Global numbers and fiscal targets continue to raise doubts among experts. In an environment of global slowdown, will the Finance Minister be able to spring a surprise on Monday? Will India be able to outpace its peers? Speaking to Bloomberg TV India, HDFC Bank Treasurer Ashish Parthasarthy said the government must control spending otherwise it will stoke inflation. The Centre’s gross borrowing could be in excess of ₹6.5 lakh crore, he said.

I want to start by getting your assessment of the economy that you think the Finance Minister will factor in while presenting his Budget?

Relative to what is happening all around the globe I think the Indian economy is doing pretty well. Whatever number you take — there are obviously been questions that these are government numbers — I think we are looking at a growth of 7.2-7.4 per cent for this fiscal. Given what the global economies are doing, I think the Indian economy is in a pretty good shape from the headline number perspective.

What are some of the biggest challenges that the Finance Minister faces this time around?

I think he has a lot of challenges. Obviously, there is a big debate about whether he should go for fiscal consolidation or go slightly easy on the fiscal consolidation given that the global environment does not look that good and possibly we could push for higher growth than what we are seeing now. So that debate will go on.

We have seen this year the government has definitely spent a significant amount on capital expenditure. But even there if you see, at this point in time, they are running huge balances. They have not been able to possibly spent the way they would have desired to spent. So, obviously, there are limitations to the amount of money that can be spent on the capital expenditure side by the government.

These will be related to projects and milestone completion. At this point of time, there seems to be a finite capacity to the amount that can be spent. Also, any spending will obviously put upward pressure on inflation and so it is better to try to consolidate the gains on inflation, which we have seen over the past few years and drive it down towards the desired target of 5 per cent this year and going on to a lower 4 per cent in the coming year or two.

So, in my view, they should stick to fiscal consolidation, manage the expenditure side between capital expenditure and possible committed expenditure on the revenue side, which is likely to come from OROP and the Pay Commission recommendations. So I think they should try and balance that and stick to the fiscal consolidation target.

On the debate over fiscal consolidation, what are your expectations on the borrowing targets?

Even if they were to stick to fiscal consolidation, I think the total gross borrowing is likely to be quite high. Gross borrowing could be in excess of ₹6.5-lakh crore. Added to it, the State government borrowing programme, which is likely to be ₹3-lakh crore, puts lots of bonds which are to be supplied during the year. Given the current investment outlook, in a sense, especially for investors, we are in a risk-off phase. We do not know how long it will continue?

So there is unlikely to be large demand from overseas investors for domestic bonds. And, in addition to that, we will have issuance of UDAY discom bonds and discom structuring schemes, which will add some amount of available investment to entities such as provident funds, pension funds and insurance companies.
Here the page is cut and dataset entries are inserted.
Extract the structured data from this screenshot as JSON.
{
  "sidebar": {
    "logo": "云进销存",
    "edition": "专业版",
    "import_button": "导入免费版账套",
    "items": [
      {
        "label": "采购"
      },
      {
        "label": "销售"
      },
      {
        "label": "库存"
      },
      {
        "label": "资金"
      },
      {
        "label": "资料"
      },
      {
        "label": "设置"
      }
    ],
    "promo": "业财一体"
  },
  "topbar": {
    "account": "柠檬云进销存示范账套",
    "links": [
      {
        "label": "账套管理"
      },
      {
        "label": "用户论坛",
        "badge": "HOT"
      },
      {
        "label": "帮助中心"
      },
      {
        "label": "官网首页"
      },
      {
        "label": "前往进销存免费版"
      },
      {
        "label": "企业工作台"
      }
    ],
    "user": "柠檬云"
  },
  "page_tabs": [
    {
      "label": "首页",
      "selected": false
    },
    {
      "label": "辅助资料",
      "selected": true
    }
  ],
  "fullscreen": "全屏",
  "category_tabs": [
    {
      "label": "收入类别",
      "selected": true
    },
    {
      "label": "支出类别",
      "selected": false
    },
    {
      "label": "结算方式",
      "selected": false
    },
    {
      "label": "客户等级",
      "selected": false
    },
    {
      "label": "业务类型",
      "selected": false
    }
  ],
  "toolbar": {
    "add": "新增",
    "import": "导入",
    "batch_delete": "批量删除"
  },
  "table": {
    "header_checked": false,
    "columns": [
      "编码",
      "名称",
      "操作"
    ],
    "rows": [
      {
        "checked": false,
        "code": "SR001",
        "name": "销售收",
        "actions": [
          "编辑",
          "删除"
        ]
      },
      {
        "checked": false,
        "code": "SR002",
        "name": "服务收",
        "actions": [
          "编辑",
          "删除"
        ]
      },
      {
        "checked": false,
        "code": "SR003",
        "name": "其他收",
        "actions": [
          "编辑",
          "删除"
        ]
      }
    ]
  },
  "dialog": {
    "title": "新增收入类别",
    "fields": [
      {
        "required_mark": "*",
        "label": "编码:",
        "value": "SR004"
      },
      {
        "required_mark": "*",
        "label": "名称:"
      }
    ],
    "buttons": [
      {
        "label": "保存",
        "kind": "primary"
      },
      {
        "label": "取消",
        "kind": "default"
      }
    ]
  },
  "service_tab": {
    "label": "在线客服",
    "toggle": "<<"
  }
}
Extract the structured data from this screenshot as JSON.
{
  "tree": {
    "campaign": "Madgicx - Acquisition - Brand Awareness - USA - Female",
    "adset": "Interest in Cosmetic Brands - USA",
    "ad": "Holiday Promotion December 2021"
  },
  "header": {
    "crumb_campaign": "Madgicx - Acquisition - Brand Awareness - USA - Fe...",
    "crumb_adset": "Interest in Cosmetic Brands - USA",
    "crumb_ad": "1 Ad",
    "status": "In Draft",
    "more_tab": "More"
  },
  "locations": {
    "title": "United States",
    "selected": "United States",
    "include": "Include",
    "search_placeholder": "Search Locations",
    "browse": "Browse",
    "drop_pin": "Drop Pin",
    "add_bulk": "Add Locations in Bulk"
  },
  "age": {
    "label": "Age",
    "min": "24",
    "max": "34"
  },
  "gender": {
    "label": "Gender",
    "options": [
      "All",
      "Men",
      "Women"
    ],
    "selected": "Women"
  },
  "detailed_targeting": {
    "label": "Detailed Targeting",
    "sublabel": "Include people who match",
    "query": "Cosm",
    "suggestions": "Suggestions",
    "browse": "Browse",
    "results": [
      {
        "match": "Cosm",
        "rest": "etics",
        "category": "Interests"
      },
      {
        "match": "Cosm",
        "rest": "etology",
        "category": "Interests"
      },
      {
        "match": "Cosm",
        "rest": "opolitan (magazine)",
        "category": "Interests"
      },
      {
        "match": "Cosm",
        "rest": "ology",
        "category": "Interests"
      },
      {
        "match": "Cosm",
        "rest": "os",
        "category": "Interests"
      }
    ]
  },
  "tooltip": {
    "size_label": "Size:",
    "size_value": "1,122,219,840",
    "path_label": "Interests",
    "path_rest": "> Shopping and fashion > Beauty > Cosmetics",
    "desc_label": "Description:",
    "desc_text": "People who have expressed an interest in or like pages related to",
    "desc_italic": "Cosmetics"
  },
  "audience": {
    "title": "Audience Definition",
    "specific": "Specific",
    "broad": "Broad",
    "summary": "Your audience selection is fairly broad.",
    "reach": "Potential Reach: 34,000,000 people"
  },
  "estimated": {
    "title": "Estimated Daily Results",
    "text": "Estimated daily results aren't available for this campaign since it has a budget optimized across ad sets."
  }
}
These bonds will compete with Central and State government bonds. So that is likely to push the yields higher, especially in an environment where the banking system is already sitting with surplus SLR.

For the mandated statutory liquidity ratio, there is a roadmap to bring it down as the required liquidity coverage ratio increases. So, all this put together, there is an unfavourable demand-supply condition in the market. It will be difficult for the market to absorb the extra bond supply. Eventually, the large supply will push up yields in the market.